The cost economics amplify the urgency. DeepSeek V4-Pro costs roughly 1.4% of Opus 4.5 per 100-million-token test ($1.19 versus $85), and for individual solved tasks it costs 2.2% as much (28 cents versus $12.50). At that price point, the barrier to entry for scaling cyberattacks drops dramatically. Equally important, AISI's research shows that the safety guardrails baked into open models offer almost no practical protection—they are designed to work only when the provider controls access to the model, a condition that ceases to exist the moment weights are released publicly. Once released, users can remove guardrails, modify the model, and run it on private systems beyond any oversight.

AISI acknowledges this creates what it calls "a persistent and irreversible risk of misuse," but the institute also notes that open models offer genuine benefits: private hosting without data flowing to providers, customization, cost savings, and independence from provider control. The key implication for defenders is that the window of time to prepare—using the strongest closed models before equivalent capabilities become freely available—is now narrower and more urgent than it was six months ago.

FAQ

How much cheaper are open-weight models for cyber testing?
A 100-million-token Cyber Range test cost about $85 with Opus 4.5 or 4.6, $46 with GLM-5.2, and just $1.19 with DeepSeek V4-Pro.
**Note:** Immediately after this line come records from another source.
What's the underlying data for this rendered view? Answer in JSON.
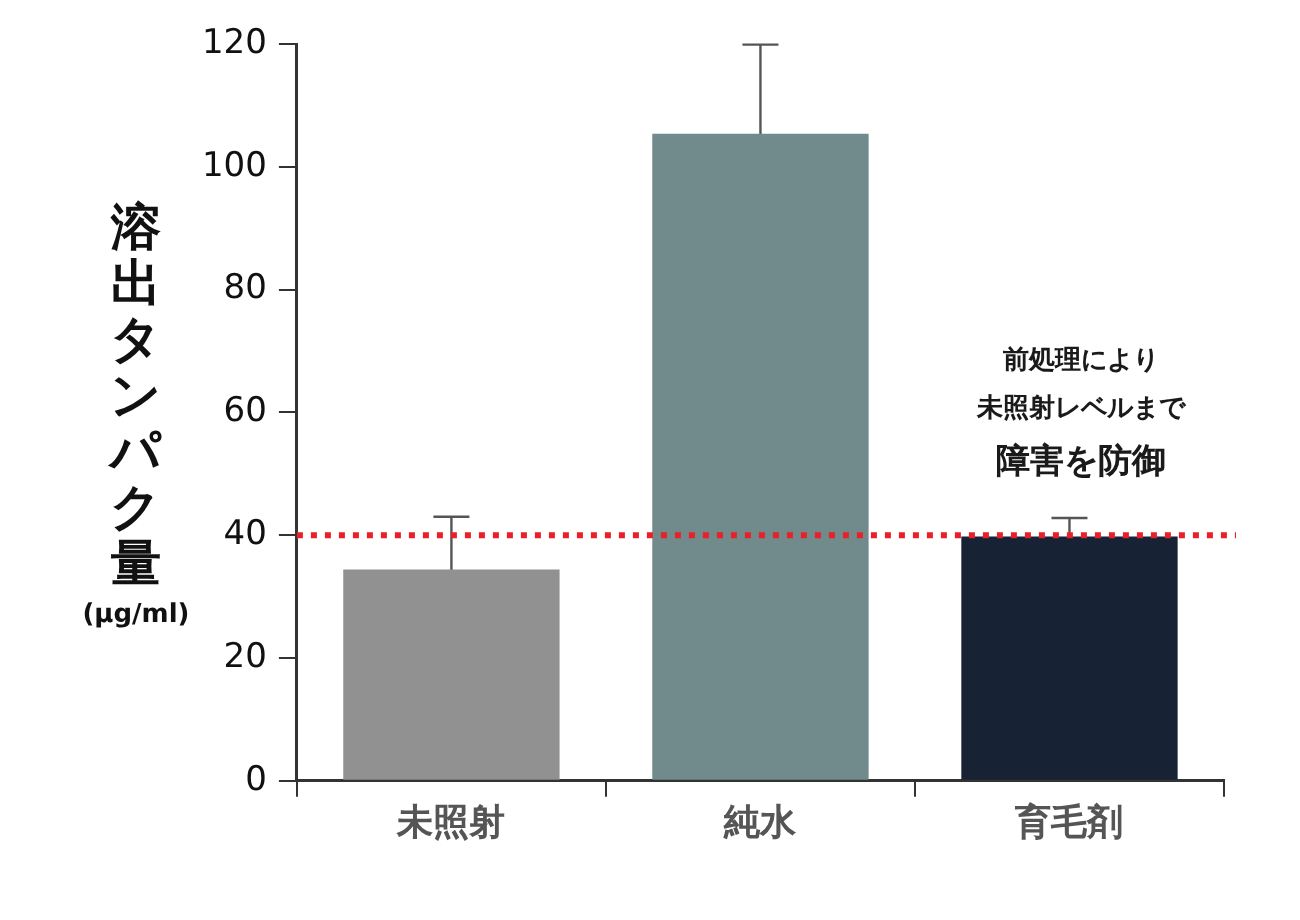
{
  "chart_data": {
    "type": "bar",
    "ylabel": "溶出タンパク量\n(μg/ml)",
    "categories": [
      "未照射",
      "純水",
      "育毛剤"
    ],
    "values": [
      34.4,
      105.4,
      39.8
    ],
    "errors": [
      8.6,
      14.5,
      3
    ],
    "colors": [
      "#929191",
      "#718a8c",
      "#172334"
    ],
    "ylim": [
      0,
      120
    ],
    "yticks": [
      0,
      20,
      40,
      60,
      80,
      100,
      120
    ],
    "ref_lines": [
      {
        "axis": "y",
        "value": 40,
        "color": "#e8202a",
        "line_style": "dotted"
      }
    ],
    "annotations": [
      "前処理により",
      "未照射レベルまで",
      "障害を防御"
    ],
    "grid": false,
    "legend": false
  }
}
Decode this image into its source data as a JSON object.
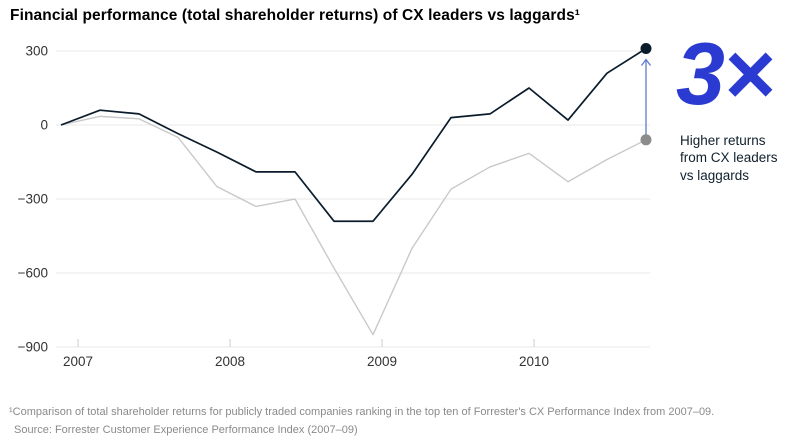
{
  "title": "Financial performance (total shareholder returns) of CX leaders vs laggards¹",
  "annotation": {
    "multiplier": "3×",
    "caption": "Higher returns from CX leaders vs laggards",
    "color": "#2b3bd2",
    "arrow_color": "#5d79cc"
  },
  "footnotes": {
    "line1": "¹Comparison of total shareholder returns for publicly traded companies ranking in the top ten of Forrester's CX Performance Index from 2007–09.",
    "line2": "Source: Forrester Customer Experience Performance Index (2007–09)"
  },
  "chart_data": {
    "type": "line",
    "title": "Financial performance (total shareholder returns) of CX leaders vs laggards",
    "x": [
      2007.0,
      2007.25,
      2007.5,
      2007.75,
      2008.0,
      2008.25,
      2008.5,
      2008.75,
      2009.0,
      2009.25,
      2009.5,
      2009.75,
      2010.0,
      2010.25,
      2010.5,
      2010.75
    ],
    "series": [
      {
        "name": "CX leaders",
        "color": "#0a1c2c",
        "dot_color": "#0a1c2c",
        "values": [
          0,
          60,
          45,
          -35,
          -110,
          -190,
          -190,
          -390,
          -390,
          -200,
          30,
          45,
          150,
          20,
          210,
          310
        ]
      },
      {
        "name": "CX laggards",
        "color": "#c9c9c9",
        "dot_color": "#8c8c8c",
        "values": [
          0,
          35,
          25,
          -50,
          -250,
          -330,
          -300,
          -580,
          -850,
          -500,
          -260,
          -170,
          -115,
          -230,
          -140,
          -60
        ]
      }
    ],
    "yticks": [
      300,
      0,
      -300,
      -600,
      -900
    ],
    "ytick_labels": [
      "300",
      "0",
      "−300",
      "−600",
      "−900"
    ],
    "xticks": [
      2007,
      2008,
      2009,
      2010
    ],
    "xtick_labels": [
      "2007",
      "2008",
      "2009",
      "2010"
    ],
    "ylim": [
      -950,
      360
    ],
    "grid": "horizontal",
    "grid_color": "#e8e8e8",
    "tick_color": "#cccccc",
    "axis_label_color": "#333333",
    "legend": "none"
  }
}
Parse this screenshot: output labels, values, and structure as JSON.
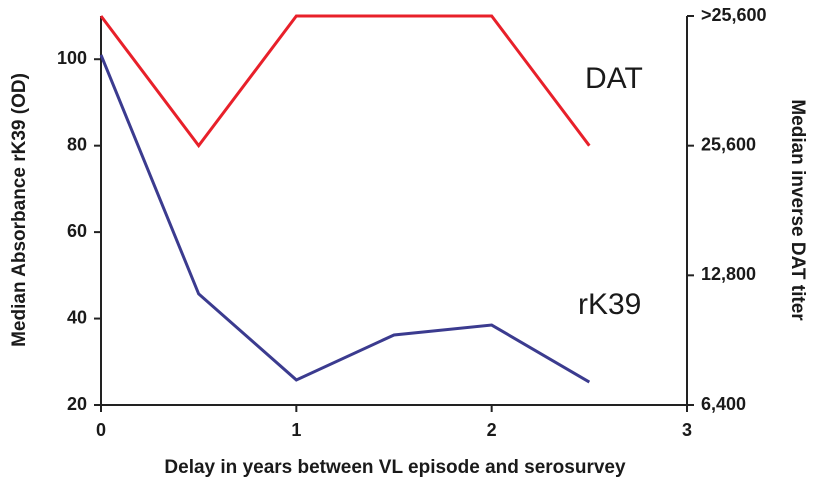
{
  "chart_data": {
    "type": "line",
    "xlabel": "Delay in years between VL episode and serosurvey",
    "ylabel": "Median Absorbance rK39 (OD)",
    "y2label": "Median inverse DAT titer",
    "xlim": [
      0,
      3
    ],
    "xticks": [
      0,
      1,
      2,
      3
    ],
    "ylim": [
      20,
      110
    ],
    "yticks": [
      20,
      40,
      60,
      80,
      100
    ],
    "y2lim": [
      6400,
      51200
    ],
    "y2scale": "log",
    "y2ticks": [
      {
        "value": 6400,
        "label": "6,400"
      },
      {
        "value": 12800,
        "label": "12,800"
      },
      {
        "value": 25600,
        "label": "25,600"
      },
      {
        "value": 51200,
        "label": ">25,600"
      }
    ],
    "series": [
      {
        "name": "rK39",
        "color": "#3b3b8f",
        "x": [
          0,
          0.5,
          1,
          1.5,
          2,
          2.5
        ],
        "values": [
          101,
          45.7,
          25.8,
          36.2,
          38.5,
          25.3
        ]
      },
      {
        "name": "DAT",
        "color": "#e8202a",
        "axis": "y2",
        "x": [
          0,
          0.5,
          1,
          2,
          2.5
        ],
        "values": [
          51200,
          25600,
          51200,
          51200,
          25600
        ]
      }
    ]
  }
}
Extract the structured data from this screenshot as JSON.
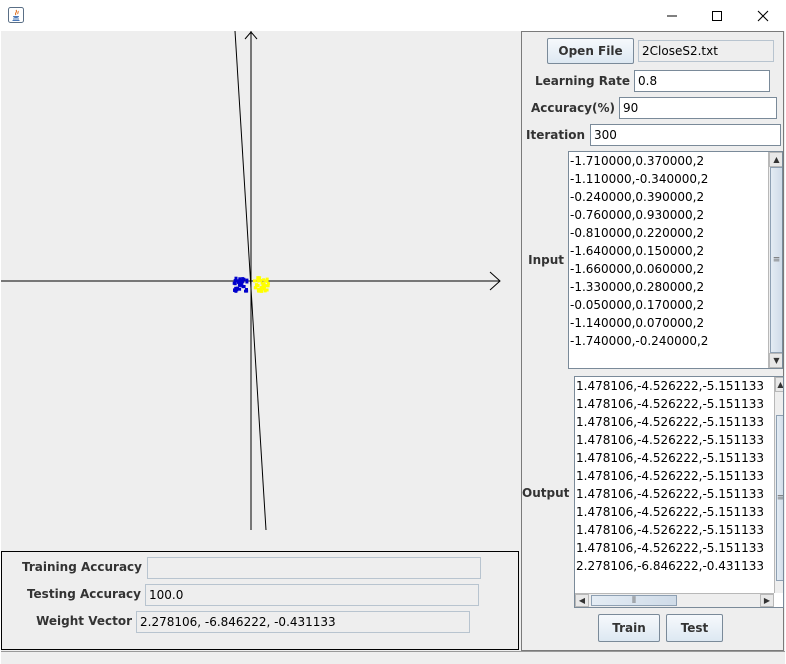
{
  "window": {
    "controls": {
      "minimize": "—",
      "maximize": "☐",
      "close": "✕"
    }
  },
  "plot": {
    "class_colors": {
      "class1": "#0000cc",
      "class2": "#ffff00"
    },
    "axis_color": "#000000"
  },
  "stats": {
    "training_accuracy_label": "Training Accuracy",
    "training_accuracy_value": "",
    "testing_accuracy_label": "Testing Accuracy",
    "testing_accuracy_value": "100.0",
    "weight_vector_label": "Weight Vector",
    "weight_vector_value": "2.278106, -6.846222, -0.431133"
  },
  "controls": {
    "open_file_label": "Open File",
    "file_name": "2CloseS2.txt",
    "learning_rate_label": "Learning Rate",
    "learning_rate_value": "0.8",
    "accuracy_label": "Accuracy(%)",
    "accuracy_value": "90",
    "iteration_label": "Iteration",
    "iteration_value": "300",
    "input_label": "Input",
    "output_label": "Output",
    "train_label": "Train",
    "test_label": "Test"
  },
  "input_rows": [
    "-1.710000,0.370000,2",
    "-1.110000,-0.340000,2",
    "-0.240000,0.390000,2",
    "-0.760000,0.930000,2",
    "-0.810000,0.220000,2",
    "-1.640000,0.150000,2",
    "-1.660000,0.060000,2",
    "-1.330000,0.280000,2",
    "-0.050000,0.170000,2",
    "-1.140000,0.070000,2",
    "-1.740000,-0.240000,2"
  ],
  "output_rows": [
    "1.478106,-4.526222,-5.151133",
    "1.478106,-4.526222,-5.151133",
    "1.478106,-4.526222,-5.151133",
    "1.478106,-4.526222,-5.151133",
    "1.478106,-4.526222,-5.151133",
    "1.478106,-4.526222,-5.151133",
    "1.478106,-4.526222,-5.151133",
    "1.478106,-4.526222,-5.151133",
    "1.478106,-4.526222,-5.151133",
    "1.478106,-4.526222,-5.151133",
    "2.278106,-6.846222,-0.431133"
  ]
}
For individual solved tasks, Opus 4.6 cost about $15 per task, GLM-5.2 cost around $6, and DeepSeek V4-Pro cost just 28 cents.
Can safety guardrails stop open-weight models from being misused for cyberattacks?
No. AISI found that open models' safety measures were largely ineffective. DeepSeek V4-Pro sometimes refused reverse-engineering tasks, but simply trying again was enough to bypass the restriction. Safeguards cannot reliably carry over to open models because they depend on controlling access to the model.
Which open-weight models are closing the gap fastest?
GLM-5.2 (released June 2026) and DeepSeek V4-Pro are the leaders. On Narrow Cyber Tasks, GLM-5.2 matched Opus 4.6 from February 2026, about four months behind. DeepSeek V4-Pro performed at the level of Opus 4.5 from November 2025. On the Cyber Ranges test, the gap was wider at around seven months.